Voice Identity from Variability

Human voices, often referred to as our "auditory faces," constitute a unique blend of speaker, signal, listener, and their intricate interaction, rendering them inherently social in nature. The profound interplay between perception and production unveils a captivating tapestry of dynamic, variable signals that shape the rich spectrum of actual utterances. In this branch of my research program, I focus on voice identity, investigating the multifaceted nature of individual speaker variability and its influence on voice perception and recognition, harnessing the power of complex, dynamic speech datasets and corpora. Through this intricate interplay between perception and production, I aim to address the fundamental question: What makes your voice uniquely yours?

Exploring Voice Quality with an Interdisciplinary Lens

With Jody Kreiman, Patricia Keating, and Abeer Alwan, I pursue an interdisciplinary approach to studying voice quality, a venture supported by NSF and NIH. Our collaborative approach combines diverse expertise to unravel the complexities of talker voice variation. Centered around a sophisticated psychoacoustic model (Kreiman, Lee, Garellek, Samlan, & Gerratt, 2022), our exploration bridges individual speaker variability and broader, population voice spaces. This framework navigates the intricacies of voice qualities, spanning speaking styles (Lee & Kreiman, 2022a), emotions, dialects, and languages (Lee & Kreiman, 2022b). Leveraging innovative computational tools (Lee, Keating, & Kreiman, 2019), we dissect acoustic attributes that define voice variation. Analyzing a diverse dataset, we uncover the intricate features within and across speakers. This research enriches cross-linguistic perspectives on voice quality and informs clinical practices.
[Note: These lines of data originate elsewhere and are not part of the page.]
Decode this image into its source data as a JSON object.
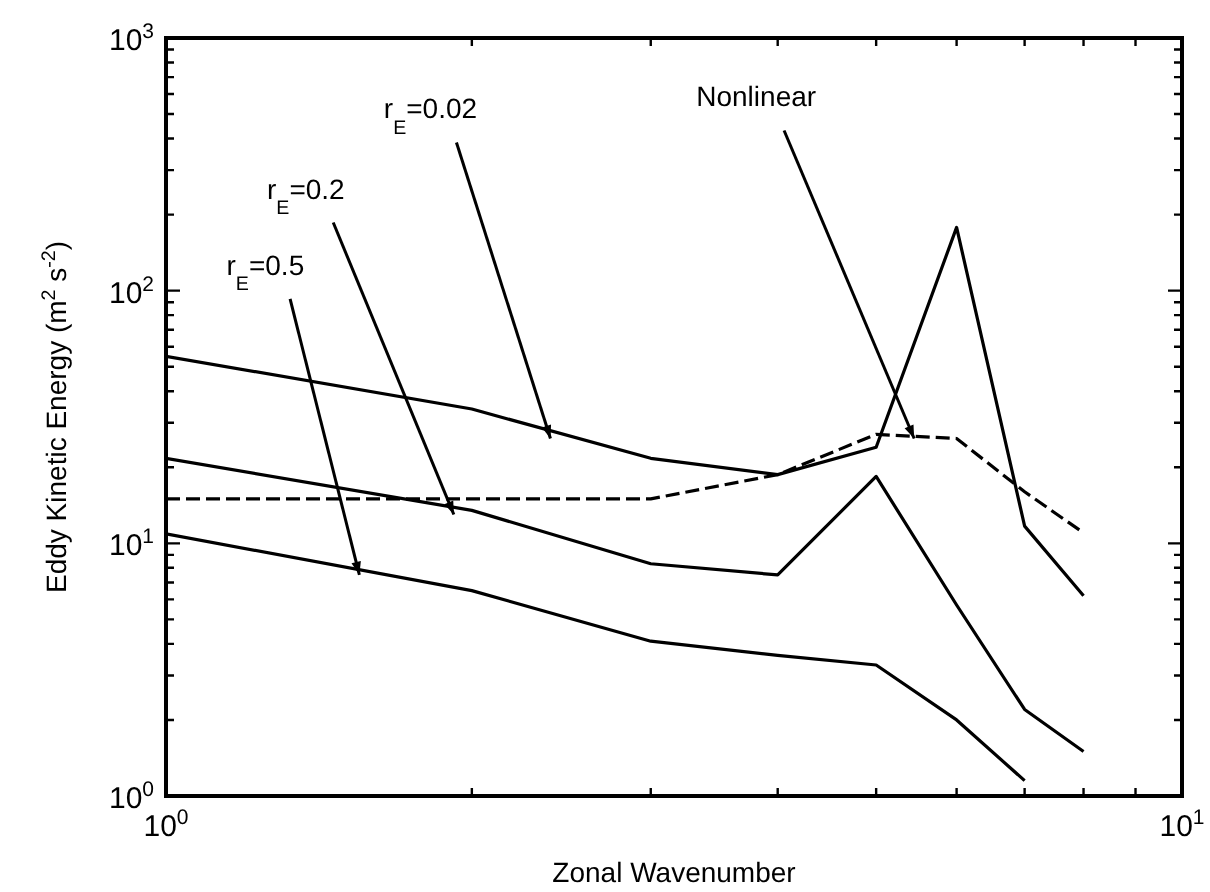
{
  "chart_data": {
    "type": "line",
    "xlabel": "Zonal Wavenumber",
    "ylabel": "Eddy Kinetic Energy (m$^{2}$ s$^{-2}$)",
    "log": "xy",
    "grid": false,
    "legend": false,
    "marker": "none",
    "x": [
      1,
      2,
      3,
      4,
      5,
      6,
      7,
      8
    ],
    "xlim": [
      1,
      10
    ],
    "ylim": [
      1,
      1000
    ],
    "xticks": [
      {
        "value": 1,
        "label": "10$^{0}$"
      },
      {
        "value": 2,
        "label": null
      },
      {
        "value": 3,
        "label": null
      },
      {
        "value": 4,
        "label": null
      },
      {
        "value": 5,
        "label": null
      },
      {
        "value": 6,
        "label": null
      },
      {
        "value": 7,
        "label": null
      },
      {
        "value": 8,
        "label": null
      },
      {
        "value": 9,
        "label": null
      },
      {
        "value": 10,
        "label": "10$^{1}$"
      }
    ],
    "yticks": [
      {
        "value": 1,
        "label": "10$^{0}$"
      },
      {
        "value": 2,
        "label": null
      },
      {
        "value": 3,
        "label": null
      },
      {
        "value": 4,
        "label": null
      },
      {
        "value": 5,
        "label": null
      },
      {
        "value": 6,
        "label": null
      },
      {
        "value": 7,
        "label": null
      },
      {
        "value": 8,
        "label": null
      },
      {
        "value": 9,
        "label": null
      },
      {
        "value": 10,
        "label": "10$^{1}$"
      },
      {
        "value": 20,
        "label": null
      },
      {
        "value": 30,
        "label": null
      },
      {
        "value": 40,
        "label": null
      },
      {
        "value": 50,
        "label": null
      },
      {
        "value": 60,
        "label": null
      },
      {
        "value": 70,
        "label": null
      },
      {
        "value": 80,
        "label": null
      },
      {
        "value": 90,
        "label": null
      },
      {
        "value": 100,
        "label": "10$^{2}$"
      },
      {
        "value": 200,
        "label": null
      },
      {
        "value": 300,
        "label": null
      },
      {
        "value": 400,
        "label": null
      },
      {
        "value": 500,
        "label": null
      },
      {
        "value": 600,
        "label": null
      },
      {
        "value": 700,
        "label": null
      },
      {
        "value": 800,
        "label": null
      },
      {
        "value": 900,
        "label": null
      },
      {
        "value": 1000,
        "label": "10$^{3}$"
      }
    ],
    "series": [
      {
        "color": "#000000",
        "values": [
          55,
          34,
          21.7,
          18.7,
          24,
          178,
          11.7,
          6.2
        ]
      },
      {
        "color": "#000000",
        "values": [
          21.7,
          13.5,
          8.3,
          7.5,
          18.4,
          5.7,
          2.2,
          1.5
        ]
      },
      {
        "color": "#000000",
        "values": [
          10.9,
          6.5,
          4.1,
          3.6,
          3.3,
          2.0,
          1.15,
          null
        ]
      },
      {
        "color": "#000000",
        "line_style": "dashed",
        "values": [
          15,
          15,
          15,
          18.7,
          27,
          26,
          16,
          11
        ]
      }
    ],
    "annotations": [
      {
        "text": "r$_{E}$=0.02",
        "x": 2.39,
        "y": 26
      },
      {
        "text": "r$_{E}$=0.2",
        "x": 1.92,
        "y": 13
      },
      {
        "text": "r$_{E}$=0.5",
        "x": 1.55,
        "y": 7.5
      },
      {
        "text": "Nonlinear",
        "x": 5.45,
        "y": 26
      }
    ]
  }
}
Our interdisciplinary inquiry not only advances voice research but also lays a foundation for clinical applications. It amplifies our understanding of voice production and recognition, propelling transformative discoveries in vocal communication.

Unraveling Neuromuscular Controls in Voice Production, Acoustics, and Perception

Collaborating closely with Dinesh Chhetri and the otolaryngology team at the UCLA Laryngeal Lab, our research takes a comprehensive approach to understanding the intricate dynamics of voice production, acoustics, and perception. Utilizing an in vivo canine model and our novel 3D reconstruction method, which enable the manipulation of laryngeal nerve stimulations to impact vocal fold medial surface deformation (Reddy, Schlegel, Lee & Chhetri, 2022), our multifaceted investigation uncovers the mechanisms governing voice production and quality. It identifies perceptually significant vocal fold vibration asymmetry patterns that contribute to the clinical understanding of voice disorders. Through rigorous analysis of the acoustic and perceptual outcomes resulting from systematically manipulated neuromuscular variations, we've identified distinct vocal fold vibration asymmetry patterns with perceptual relevance that further our comprehension of voice disorders (Chung, Lee, Reddy, Zhang & Chhetri, 2023). Additionally, our work informs the optimal choice of thyroplasty implant treatment for glottal insufficiency (Reddy, Lee, Zhang & Chhetri, 2022). Our ongoing efforts in the field of voice research drive the advancement of clinical approaches for diagnosing and treating voice disorders, thereby paving the way for transformative progress.